Sarah zündet sich eine von Roberts Zigaretten an, obwohl sie nicht raucht. Schaltet den Fernseher aus und sieht sich um. Eine gute Wohnung. Edel, aber nicht protzig. So eine, wie Robert sie immer haben wollte. Robert hat seine Träume wahr gemacht. Einen Moment überlegt sie, nach der Pistole aus Warschau zu suchen. Sie reibt sich die Narbe unter ihrem rechten Ohr. Sie zieht, wie immer. Scheiß Warschau! Scheiß Robert! Scheiß Christian!

Sarah tritt auf die Planken der Holzterrasse. Die Stadt liegt vor ihr.

Im Südwesten ein Schuss. Sarah zieht an der Zigarette. Erstaunlich, wie schnell man sich an das Geräusch von Schüssen gewöhnt. Etwas stirbt, und man hört weg.
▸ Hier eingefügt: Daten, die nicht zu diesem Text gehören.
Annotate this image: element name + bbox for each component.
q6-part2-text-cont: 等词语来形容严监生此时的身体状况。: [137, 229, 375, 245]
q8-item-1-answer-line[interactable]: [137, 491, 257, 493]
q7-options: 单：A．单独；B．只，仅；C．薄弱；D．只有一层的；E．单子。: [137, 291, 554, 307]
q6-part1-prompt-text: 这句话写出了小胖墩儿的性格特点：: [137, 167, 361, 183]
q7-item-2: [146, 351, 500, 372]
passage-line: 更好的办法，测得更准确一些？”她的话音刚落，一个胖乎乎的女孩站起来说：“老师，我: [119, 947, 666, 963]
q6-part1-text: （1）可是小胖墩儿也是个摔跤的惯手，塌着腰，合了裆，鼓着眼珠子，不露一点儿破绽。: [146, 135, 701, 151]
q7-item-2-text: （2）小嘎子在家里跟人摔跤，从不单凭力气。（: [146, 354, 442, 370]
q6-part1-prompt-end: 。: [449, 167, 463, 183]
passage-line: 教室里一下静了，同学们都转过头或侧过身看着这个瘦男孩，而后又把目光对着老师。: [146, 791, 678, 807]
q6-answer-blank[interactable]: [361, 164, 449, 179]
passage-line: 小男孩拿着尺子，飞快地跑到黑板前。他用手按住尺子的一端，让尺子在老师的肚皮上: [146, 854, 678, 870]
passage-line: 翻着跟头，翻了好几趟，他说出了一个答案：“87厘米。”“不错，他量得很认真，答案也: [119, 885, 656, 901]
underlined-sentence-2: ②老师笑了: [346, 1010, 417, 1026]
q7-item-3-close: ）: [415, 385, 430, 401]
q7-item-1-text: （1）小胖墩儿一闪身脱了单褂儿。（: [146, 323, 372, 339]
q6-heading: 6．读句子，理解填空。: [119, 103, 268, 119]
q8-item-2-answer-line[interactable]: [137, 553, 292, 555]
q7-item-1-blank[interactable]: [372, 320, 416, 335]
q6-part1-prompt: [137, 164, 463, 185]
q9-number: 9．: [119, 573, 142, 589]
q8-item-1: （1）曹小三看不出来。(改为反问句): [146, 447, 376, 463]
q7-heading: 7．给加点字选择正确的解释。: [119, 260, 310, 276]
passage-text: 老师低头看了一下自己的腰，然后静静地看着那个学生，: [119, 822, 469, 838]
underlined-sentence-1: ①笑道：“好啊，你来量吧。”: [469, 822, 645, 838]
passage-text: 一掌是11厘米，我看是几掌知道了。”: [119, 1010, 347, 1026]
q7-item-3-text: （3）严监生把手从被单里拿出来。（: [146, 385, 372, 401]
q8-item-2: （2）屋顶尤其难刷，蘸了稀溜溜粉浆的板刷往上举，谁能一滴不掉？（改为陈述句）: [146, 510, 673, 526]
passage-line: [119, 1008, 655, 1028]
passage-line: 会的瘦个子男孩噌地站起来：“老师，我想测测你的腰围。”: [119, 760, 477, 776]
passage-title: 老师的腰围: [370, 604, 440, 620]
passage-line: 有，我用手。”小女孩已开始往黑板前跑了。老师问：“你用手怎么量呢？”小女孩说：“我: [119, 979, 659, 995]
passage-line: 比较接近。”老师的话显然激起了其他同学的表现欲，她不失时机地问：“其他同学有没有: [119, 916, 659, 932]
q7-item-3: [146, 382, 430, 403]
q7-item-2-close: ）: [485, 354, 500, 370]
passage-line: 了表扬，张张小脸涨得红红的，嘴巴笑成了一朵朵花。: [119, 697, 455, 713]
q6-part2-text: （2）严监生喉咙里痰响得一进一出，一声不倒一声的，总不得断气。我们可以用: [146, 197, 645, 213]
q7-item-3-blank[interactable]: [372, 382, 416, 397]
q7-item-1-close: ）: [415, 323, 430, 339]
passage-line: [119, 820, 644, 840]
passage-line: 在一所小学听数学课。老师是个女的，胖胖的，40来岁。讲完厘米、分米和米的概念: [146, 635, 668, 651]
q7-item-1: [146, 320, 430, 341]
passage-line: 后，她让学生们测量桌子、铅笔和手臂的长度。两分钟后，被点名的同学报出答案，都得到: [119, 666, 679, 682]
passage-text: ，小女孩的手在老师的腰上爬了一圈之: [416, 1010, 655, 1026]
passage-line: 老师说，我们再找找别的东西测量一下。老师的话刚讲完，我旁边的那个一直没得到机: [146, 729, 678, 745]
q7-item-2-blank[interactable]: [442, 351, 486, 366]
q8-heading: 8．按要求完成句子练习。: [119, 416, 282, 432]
Sie wirft die Zigarette über die Brüstung, klaubt ihre Sachen zusammen, streift sich das Kleid über und schlüpft in die Schuhe. Robert schläft immer noch. Sie sieht den roten Bart, den Speichelfaden, aber auch sein Lächeln. Warum lächelt er? Weil er glaubt, dass er unschuldig ist. Dass er alles richtig macht. Das hat er immer geglaubt, und damals hat sie ihm das auch abgenommen – und deswegen hat sie ihn geliebt. Damals.

Sie hätte den Job nicht annehmen sollen.

Zeit heilt keine Wunden. Zeit heilt gar nichts.

Sie geht zur Tür und tippt eine SMS, während sie die Treppe hinuntereilt.

Der nächste Schuss hallt über die Straße, als sie schon unten ist.